Thursday, January 22, 2009

YouTube - the new copyright cop!

The copyright ©law cometh! The blogosphere is abuzz with news about the new YouTube policy of "muting" videos that contain copyrighted music. Very few videos have been affected by this policy so far but the potential is mindboggling!! Our students and other teachers may begin to see us as the copyright information specialists we are and no longer as the "copyright cops" they have perceived us to be. "There's a new Sheriff in town."

According to a Rolling Stone article, "YouTube Hits the Mute Button as Royalty Fight with Warner Bros. Continues" the policy currently only affects Warner Music Group releases. Videos being muted are tagged with the comment, “This video contains an audio track that has not been authorized by all copyright holders. The audio has been disabled.” They further report, "YouTube said in a statement issued after the muting began, 'Now we’ve added an additional choice. Instead of automatically removing the video from YouTube, we give users the option to modify the video by removing the music subject to the copyright claim and post the new version, and many of them are taking that option.'"
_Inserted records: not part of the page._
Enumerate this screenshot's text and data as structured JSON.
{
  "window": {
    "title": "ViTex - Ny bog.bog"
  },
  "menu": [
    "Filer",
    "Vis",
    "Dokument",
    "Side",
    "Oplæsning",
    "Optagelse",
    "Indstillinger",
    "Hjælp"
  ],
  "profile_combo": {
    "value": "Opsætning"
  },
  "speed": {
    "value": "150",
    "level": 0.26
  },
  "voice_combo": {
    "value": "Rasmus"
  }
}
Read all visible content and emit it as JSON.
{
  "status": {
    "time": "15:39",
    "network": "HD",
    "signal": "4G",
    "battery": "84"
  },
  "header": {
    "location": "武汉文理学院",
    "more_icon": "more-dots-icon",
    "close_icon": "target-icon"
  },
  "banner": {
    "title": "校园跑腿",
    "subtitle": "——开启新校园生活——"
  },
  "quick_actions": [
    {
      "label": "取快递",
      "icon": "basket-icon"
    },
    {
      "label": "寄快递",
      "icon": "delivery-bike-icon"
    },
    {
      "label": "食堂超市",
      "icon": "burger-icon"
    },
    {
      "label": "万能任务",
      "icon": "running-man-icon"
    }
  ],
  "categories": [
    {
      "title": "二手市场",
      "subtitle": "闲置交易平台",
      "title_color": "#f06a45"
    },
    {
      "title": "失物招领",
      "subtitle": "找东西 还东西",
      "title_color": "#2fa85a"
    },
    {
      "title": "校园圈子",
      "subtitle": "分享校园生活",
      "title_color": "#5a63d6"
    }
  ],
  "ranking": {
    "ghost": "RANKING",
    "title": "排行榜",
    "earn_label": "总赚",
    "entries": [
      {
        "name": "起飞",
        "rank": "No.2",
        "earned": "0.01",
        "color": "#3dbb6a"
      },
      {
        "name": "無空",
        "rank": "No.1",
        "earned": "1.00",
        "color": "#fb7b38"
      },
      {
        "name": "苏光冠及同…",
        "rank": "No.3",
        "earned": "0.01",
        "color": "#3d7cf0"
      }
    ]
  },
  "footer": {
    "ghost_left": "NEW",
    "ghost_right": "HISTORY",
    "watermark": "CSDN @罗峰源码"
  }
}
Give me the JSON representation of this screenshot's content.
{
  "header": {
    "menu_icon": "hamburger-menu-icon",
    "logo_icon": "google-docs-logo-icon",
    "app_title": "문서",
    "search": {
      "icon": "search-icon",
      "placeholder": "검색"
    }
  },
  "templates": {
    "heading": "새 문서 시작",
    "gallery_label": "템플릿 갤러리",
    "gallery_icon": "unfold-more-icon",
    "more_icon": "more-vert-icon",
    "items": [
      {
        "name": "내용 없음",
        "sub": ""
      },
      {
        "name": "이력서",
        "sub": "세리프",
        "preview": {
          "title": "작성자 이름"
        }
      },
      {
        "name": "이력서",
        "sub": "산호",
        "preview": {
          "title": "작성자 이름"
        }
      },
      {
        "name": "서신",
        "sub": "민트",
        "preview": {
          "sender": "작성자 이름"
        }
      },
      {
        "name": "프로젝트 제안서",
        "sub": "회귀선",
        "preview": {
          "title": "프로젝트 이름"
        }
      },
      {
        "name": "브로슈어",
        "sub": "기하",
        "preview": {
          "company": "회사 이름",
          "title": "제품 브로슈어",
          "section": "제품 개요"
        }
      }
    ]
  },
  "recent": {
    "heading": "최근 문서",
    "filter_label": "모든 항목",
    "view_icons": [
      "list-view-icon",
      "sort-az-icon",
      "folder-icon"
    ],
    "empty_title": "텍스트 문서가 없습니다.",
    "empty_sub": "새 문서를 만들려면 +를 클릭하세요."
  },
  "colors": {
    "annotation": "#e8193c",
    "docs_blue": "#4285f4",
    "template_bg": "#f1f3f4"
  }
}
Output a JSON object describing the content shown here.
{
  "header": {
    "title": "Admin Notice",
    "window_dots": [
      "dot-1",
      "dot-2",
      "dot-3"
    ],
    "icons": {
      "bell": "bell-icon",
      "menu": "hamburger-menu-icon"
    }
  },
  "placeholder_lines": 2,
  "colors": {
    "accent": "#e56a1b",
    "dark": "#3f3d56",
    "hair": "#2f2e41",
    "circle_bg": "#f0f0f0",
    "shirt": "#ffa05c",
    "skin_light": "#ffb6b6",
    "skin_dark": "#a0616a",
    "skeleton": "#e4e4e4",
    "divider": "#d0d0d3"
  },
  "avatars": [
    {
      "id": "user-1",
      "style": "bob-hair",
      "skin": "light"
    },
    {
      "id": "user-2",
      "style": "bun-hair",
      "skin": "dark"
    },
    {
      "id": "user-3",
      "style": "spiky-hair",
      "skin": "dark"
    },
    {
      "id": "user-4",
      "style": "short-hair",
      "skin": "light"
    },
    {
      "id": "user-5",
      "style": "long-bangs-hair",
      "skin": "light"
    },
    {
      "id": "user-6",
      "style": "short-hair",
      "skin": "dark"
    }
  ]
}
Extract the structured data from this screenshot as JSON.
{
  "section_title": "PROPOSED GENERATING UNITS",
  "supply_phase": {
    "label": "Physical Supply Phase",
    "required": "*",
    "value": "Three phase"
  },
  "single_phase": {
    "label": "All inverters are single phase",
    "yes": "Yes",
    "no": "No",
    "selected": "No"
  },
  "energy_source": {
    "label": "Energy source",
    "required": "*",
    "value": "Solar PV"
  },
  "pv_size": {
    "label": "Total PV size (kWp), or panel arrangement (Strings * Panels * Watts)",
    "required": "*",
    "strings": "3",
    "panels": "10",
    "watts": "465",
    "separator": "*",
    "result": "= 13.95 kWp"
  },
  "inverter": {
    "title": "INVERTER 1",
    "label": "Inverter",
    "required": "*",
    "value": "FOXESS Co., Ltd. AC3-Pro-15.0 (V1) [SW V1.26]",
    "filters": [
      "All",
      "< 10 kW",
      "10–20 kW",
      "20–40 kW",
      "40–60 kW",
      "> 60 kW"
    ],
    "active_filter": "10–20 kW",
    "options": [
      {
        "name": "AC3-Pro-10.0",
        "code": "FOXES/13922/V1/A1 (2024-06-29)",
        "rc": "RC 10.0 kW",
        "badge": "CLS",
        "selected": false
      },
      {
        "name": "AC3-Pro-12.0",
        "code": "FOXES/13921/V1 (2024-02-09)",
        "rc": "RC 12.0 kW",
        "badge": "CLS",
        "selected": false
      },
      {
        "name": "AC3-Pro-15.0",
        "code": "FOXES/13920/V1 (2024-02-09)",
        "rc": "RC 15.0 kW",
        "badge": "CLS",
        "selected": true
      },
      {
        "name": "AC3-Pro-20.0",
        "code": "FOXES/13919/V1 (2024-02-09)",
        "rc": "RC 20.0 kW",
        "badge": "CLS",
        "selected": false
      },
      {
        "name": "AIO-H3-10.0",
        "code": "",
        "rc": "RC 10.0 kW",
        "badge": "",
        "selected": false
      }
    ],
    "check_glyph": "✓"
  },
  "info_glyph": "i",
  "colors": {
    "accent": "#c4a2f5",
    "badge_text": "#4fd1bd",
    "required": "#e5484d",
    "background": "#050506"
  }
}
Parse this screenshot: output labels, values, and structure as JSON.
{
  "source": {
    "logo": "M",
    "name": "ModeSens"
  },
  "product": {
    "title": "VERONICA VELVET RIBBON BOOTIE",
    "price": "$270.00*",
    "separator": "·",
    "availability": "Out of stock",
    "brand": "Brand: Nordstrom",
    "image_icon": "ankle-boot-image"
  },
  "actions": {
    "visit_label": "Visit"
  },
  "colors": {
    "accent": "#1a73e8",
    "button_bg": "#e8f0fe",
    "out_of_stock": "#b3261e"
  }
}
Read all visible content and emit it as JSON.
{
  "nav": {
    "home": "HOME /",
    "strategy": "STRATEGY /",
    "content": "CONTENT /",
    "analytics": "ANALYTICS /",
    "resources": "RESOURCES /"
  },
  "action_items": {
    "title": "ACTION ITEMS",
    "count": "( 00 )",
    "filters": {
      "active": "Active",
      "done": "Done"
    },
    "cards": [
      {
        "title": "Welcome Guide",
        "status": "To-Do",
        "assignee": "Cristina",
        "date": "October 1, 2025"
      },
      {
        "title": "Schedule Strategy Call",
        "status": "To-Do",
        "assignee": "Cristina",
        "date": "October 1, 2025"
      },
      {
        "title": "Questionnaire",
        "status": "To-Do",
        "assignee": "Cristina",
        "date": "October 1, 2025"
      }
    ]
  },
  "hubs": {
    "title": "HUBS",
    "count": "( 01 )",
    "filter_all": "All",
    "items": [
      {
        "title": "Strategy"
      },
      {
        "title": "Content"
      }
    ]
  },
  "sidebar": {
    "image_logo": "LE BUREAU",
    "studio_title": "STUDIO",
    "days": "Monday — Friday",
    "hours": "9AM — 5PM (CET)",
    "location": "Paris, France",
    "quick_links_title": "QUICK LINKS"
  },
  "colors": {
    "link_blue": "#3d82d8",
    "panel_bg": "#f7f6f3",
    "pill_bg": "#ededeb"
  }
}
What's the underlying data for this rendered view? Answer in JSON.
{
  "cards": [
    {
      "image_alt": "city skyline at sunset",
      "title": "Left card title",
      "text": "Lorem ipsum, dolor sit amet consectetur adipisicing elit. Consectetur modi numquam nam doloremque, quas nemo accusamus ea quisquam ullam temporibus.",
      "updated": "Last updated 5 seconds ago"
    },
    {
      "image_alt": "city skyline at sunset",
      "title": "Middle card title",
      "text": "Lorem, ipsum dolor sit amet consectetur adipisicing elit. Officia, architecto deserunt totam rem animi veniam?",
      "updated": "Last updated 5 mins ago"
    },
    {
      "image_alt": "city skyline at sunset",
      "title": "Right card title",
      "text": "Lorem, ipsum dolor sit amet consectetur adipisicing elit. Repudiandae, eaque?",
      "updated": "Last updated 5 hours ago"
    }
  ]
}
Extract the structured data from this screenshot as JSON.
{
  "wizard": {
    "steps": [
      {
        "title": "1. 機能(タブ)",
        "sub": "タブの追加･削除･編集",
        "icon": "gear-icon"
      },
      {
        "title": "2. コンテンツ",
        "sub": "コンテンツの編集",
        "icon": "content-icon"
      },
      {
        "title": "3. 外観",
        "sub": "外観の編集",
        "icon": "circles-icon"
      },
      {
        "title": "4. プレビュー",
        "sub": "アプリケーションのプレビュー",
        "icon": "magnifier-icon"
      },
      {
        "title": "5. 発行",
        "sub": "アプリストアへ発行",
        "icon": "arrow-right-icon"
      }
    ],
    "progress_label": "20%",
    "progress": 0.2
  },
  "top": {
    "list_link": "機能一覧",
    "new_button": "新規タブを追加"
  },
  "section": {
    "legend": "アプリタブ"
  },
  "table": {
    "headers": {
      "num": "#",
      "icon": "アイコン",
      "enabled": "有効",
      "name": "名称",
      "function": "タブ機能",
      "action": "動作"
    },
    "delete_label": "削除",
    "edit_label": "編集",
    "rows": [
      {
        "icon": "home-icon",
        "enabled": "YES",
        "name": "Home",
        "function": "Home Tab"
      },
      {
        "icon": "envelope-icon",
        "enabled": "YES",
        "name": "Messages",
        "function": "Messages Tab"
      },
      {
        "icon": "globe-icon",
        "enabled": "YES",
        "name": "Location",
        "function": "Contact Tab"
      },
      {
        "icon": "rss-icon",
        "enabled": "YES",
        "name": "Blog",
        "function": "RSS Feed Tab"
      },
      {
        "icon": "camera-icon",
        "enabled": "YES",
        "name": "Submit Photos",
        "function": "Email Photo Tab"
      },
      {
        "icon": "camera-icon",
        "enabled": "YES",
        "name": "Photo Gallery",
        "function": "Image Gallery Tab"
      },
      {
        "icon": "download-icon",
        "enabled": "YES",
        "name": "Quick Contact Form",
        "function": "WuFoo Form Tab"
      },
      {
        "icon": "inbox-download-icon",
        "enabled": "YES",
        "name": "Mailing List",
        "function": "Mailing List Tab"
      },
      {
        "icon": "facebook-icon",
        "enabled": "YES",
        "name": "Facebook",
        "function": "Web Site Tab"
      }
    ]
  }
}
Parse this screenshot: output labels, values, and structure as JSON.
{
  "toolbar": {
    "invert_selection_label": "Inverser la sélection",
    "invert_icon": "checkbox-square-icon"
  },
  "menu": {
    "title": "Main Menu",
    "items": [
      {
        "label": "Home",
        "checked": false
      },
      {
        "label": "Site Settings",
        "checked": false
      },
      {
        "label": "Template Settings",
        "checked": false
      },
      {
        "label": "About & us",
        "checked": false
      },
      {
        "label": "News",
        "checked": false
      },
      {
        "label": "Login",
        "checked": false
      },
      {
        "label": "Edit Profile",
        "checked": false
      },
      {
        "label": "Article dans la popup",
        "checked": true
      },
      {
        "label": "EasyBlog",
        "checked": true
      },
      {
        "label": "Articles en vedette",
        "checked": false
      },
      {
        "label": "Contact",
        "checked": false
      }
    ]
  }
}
Both those who post to and who watch and listen to YouTube will feel the pain. As a consumer of music and video, I empathize with these users and will miss the popular, high-quality audio, but as an educator I am in full support of this policy and hope that it extends to all protect all studio releases. I have agreed before that our copyright law is in need of massive revision but I have also advocated strongly that creators should be allowed to earn a profit from their creations! Adding popular music, purchased or "borrowed," to videos and publishing them for mass consumption without compensation to the creator of that music is, by any reasonable revision of the law, infringement.

As teachers and librarians teaching in "project based" environments, we allow some level of legal (within the confines of the classroom) copyright infringement. Our students do not understand, though, that using an audio clip on their class video project is legal but posting the same clip to YouTube is not. It has been our responsibility to try to explain this concept, but lacking any form of evidence of the illegality by peers or providers on the Web, the explanations have fallen on deaf ears. We have been the nagging, copyright cops. A solid and sincere effort by You Tube, and other video hosting sites, to mute illegal posting of copyrighted music will not only protect creators, but will lend credence to librarians, and others who have assumed a responsibility for informing the public about the laws and attempting to protect creators.

Will this be the end of YouTube and publicly shared videos as we know them? I think not. It will be an obstacle to be hurdled. Many current users will, initially look for other hosting sites or ways to get around the filters. Beware the abusive and pornographic comments being added to every unmoderated blog and discussion group covering this story! Eventually though, this, like many obstacles we face, could make the system stronger and better. I will not attempt to predict specifics of the future, but feel confident that amateur created streaming video will mature and grow as a medium of entertainment and education for years to come.